OpenXLA Project

Roofline Analysis Tool

The Roofline Analysis tool offers an intuitive visual performance model that you can use to understand the inherent hardware limitations impacting your program’s performance. Specifically, it focuses on whether the program is memory-bound or compute-bound, and how close the program's performance is to the hardware's theoretical peak performance, represented as a "roofline".

Supported Platforms

TPU: Supported

GPU: Supported (in beta)

What is the Roofline Chart

The roofline chart visualizes the relationship between operational intensity (FLOPS per byte accessed) and achieved FLOPS per second.

\[ Roofline = min(Operational Intensity \times Peak Memory Bandwidth, Peak FLOPS) \]

The "roof" shape is formed by the lower of the peak FLOPS and the performance achievable given the memory bandwidth and operational intensity. The ridge point indicates the minimum operational intensity required to achieve peak FLOPS.

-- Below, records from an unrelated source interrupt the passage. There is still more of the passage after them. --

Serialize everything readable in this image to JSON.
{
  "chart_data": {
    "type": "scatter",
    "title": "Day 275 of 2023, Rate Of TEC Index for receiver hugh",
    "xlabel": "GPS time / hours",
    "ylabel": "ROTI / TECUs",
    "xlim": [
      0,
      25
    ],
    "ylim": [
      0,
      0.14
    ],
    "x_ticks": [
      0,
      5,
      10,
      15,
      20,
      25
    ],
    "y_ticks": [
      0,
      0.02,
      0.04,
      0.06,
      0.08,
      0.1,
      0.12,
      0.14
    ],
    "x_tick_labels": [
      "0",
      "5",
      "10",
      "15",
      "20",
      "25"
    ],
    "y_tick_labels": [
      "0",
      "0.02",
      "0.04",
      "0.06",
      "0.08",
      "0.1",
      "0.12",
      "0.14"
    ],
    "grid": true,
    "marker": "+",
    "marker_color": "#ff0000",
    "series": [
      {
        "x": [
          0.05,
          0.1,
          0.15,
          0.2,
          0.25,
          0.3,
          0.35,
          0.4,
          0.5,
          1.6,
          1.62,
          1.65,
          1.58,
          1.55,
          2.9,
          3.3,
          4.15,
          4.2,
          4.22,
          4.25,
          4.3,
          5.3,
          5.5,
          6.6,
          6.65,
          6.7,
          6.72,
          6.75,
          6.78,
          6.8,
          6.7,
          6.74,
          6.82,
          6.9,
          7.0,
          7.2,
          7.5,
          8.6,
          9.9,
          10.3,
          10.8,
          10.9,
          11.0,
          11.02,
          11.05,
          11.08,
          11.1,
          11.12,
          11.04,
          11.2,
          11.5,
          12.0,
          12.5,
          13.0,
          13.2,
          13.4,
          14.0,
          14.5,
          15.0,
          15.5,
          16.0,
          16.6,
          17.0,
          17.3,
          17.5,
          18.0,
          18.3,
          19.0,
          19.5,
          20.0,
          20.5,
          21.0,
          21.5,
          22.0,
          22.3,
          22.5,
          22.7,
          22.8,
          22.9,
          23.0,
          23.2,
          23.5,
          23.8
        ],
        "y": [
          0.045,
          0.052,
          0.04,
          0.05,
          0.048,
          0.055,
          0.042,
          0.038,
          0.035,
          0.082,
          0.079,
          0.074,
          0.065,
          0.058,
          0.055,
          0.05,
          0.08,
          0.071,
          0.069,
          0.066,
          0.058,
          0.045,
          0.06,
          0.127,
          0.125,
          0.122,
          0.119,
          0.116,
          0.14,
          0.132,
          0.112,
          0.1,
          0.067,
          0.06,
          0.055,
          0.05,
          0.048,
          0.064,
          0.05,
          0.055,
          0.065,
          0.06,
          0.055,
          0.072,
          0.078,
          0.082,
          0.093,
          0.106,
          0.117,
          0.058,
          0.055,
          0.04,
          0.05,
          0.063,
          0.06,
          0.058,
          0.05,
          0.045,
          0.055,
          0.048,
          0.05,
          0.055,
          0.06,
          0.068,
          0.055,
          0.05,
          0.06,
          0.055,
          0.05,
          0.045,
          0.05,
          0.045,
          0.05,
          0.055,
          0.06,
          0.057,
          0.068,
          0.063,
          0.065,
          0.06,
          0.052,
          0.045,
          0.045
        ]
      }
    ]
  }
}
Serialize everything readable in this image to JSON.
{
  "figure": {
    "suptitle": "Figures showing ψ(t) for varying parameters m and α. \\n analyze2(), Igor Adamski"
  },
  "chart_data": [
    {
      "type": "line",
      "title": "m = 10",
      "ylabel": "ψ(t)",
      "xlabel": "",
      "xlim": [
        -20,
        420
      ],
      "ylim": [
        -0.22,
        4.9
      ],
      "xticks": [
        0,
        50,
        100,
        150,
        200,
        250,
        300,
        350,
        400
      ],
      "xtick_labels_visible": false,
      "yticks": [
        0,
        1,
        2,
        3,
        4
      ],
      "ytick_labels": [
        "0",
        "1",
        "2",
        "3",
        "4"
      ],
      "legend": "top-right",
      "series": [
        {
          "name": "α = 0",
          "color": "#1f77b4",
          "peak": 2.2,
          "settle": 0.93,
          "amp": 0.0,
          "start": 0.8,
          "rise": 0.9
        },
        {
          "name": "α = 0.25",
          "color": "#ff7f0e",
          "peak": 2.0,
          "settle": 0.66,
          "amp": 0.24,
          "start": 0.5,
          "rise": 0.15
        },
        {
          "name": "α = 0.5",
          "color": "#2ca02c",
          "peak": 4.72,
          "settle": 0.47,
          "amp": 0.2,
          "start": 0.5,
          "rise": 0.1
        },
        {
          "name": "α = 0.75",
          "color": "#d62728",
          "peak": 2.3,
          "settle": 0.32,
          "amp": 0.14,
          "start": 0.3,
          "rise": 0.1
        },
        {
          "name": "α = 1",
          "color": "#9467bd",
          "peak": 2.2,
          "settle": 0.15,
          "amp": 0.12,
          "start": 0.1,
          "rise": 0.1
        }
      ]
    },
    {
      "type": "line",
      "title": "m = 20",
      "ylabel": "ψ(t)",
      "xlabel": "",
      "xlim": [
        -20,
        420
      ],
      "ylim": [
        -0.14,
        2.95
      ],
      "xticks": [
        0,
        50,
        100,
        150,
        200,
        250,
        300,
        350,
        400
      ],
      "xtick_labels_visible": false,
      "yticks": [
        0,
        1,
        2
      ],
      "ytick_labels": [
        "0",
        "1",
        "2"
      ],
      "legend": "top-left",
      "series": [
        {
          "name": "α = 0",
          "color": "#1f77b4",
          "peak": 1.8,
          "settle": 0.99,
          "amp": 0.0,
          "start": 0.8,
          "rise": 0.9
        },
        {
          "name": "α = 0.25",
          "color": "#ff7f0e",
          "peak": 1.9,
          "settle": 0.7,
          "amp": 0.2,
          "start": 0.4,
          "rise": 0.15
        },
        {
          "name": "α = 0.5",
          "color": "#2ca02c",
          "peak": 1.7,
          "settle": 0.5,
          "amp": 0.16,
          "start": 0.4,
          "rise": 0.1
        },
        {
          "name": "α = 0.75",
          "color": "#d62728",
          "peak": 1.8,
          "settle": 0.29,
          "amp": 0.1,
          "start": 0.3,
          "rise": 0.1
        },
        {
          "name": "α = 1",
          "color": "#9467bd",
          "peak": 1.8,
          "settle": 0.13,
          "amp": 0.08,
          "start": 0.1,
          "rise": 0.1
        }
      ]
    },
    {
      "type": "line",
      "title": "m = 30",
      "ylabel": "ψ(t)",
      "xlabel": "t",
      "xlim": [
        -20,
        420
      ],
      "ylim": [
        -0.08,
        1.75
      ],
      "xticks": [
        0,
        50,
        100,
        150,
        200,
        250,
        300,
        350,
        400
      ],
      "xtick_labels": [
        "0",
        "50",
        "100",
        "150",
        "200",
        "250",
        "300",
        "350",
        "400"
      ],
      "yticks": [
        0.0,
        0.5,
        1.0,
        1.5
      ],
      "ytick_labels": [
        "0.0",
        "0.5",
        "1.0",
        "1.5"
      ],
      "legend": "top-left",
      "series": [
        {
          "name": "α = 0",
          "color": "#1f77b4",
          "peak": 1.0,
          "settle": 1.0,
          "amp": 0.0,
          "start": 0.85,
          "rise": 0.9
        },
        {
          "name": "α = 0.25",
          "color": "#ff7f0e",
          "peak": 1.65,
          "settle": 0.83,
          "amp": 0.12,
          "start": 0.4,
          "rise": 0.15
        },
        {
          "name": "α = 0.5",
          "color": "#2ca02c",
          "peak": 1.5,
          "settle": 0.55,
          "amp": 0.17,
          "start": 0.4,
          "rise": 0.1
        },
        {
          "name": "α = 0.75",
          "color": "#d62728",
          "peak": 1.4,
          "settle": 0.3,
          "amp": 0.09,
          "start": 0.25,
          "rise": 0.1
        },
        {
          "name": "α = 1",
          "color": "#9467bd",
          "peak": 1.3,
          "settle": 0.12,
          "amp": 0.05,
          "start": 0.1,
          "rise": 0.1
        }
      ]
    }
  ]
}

You can learn more about roofline models in Roofline: An Insightful Visual Performance Model for Floating-Point Programs and Multicore Architectures, or in the Roofline model topic on Wikipedia.

Interpreting the Roofline Chart

By plotting the operational intensity and achieved FLOPS for different steps, parts of the program, or individual HLO operations on the roofline chart, you can gain insights into performance bottlenecks:

If a data point lies on the slanted part of the roofline, the performance is likely limited by memory bandwidth (memory-bound). Increasing the operational intensity (performing more computation per byte of data accessed) could potentially improve performance.
If a data point lies on the flat part of the roofline, the performance is likely limited by the compute capability (compute-bound). In this case, further increasing operational intensity may not lead to significant performance gains unless the peak FLOPS of the hardware can be better utilized.
The distance of a data point from the roofline indicates the potential for performance improvement. A larger distance suggests that there are opportunities to optimize the program to better utilize the hardware's capabilities.

Interface Components

The Roofline Analysis tool interface has several key components:

A Device Information section describes the hardware specs; these are used to statically draw the “roofline(s)” on the chart
A program-level roofline chart with data points corresponding to the following:
- The total profile duration.
- The total profile duration, but with FLOPS/s data derived from hardware performance counters rather than the default cost models computed by the XLA compiler.
- An average of the complete steps that executed during the profile duration (for training jobs; you may ignore the step terminology for inference jobs).
- Each complete step that executed during the profile duration (for training jobs; you may ignore the step terminology for inference jobs).
The roofline chart also has the following features:
- You may choose to include or exclude infeed/outfeed ops using the provided drop-down.
- Hovering over any of the data points in the chart brings up additional pertinent information such as bandwidth numbers for different memories, total time spent, etc.
A program-level statistics table that provides additional details for each data point, such as the max memory utilization %, peak FLOP rate %, etc.
A second roofline chart that provides more granular information, with data points plotted for the top-1000 most time-consuming ops during the profiling period:
- As with the program-level roofline chart, hovering over each data point brings up additional information about that op.
- You can customize the data points shown on the chart in the following ways:
  - Including/excluding infeed and outfeed ops via a drop-down.
  - Filtering for specific categories of operations.
  - Filtering for ops bound by a certain resource.
  - Filtering for a specific named operation.
A second statistics table, similar to the program-level table, providing additional details for each data point.

Across all the sections described above, the following memories are supported:

For TPUs: HBM, VMEM, CMEM (TPU v4 only).
For GPUs: HBM, L1/SharedMem.
The corresponding lines in the chart only appear if there were any ops within the profile duration that were bound by that memory. For example, if all ops are either HBM or compute bound, you will not see lines for VMEM or CMEM.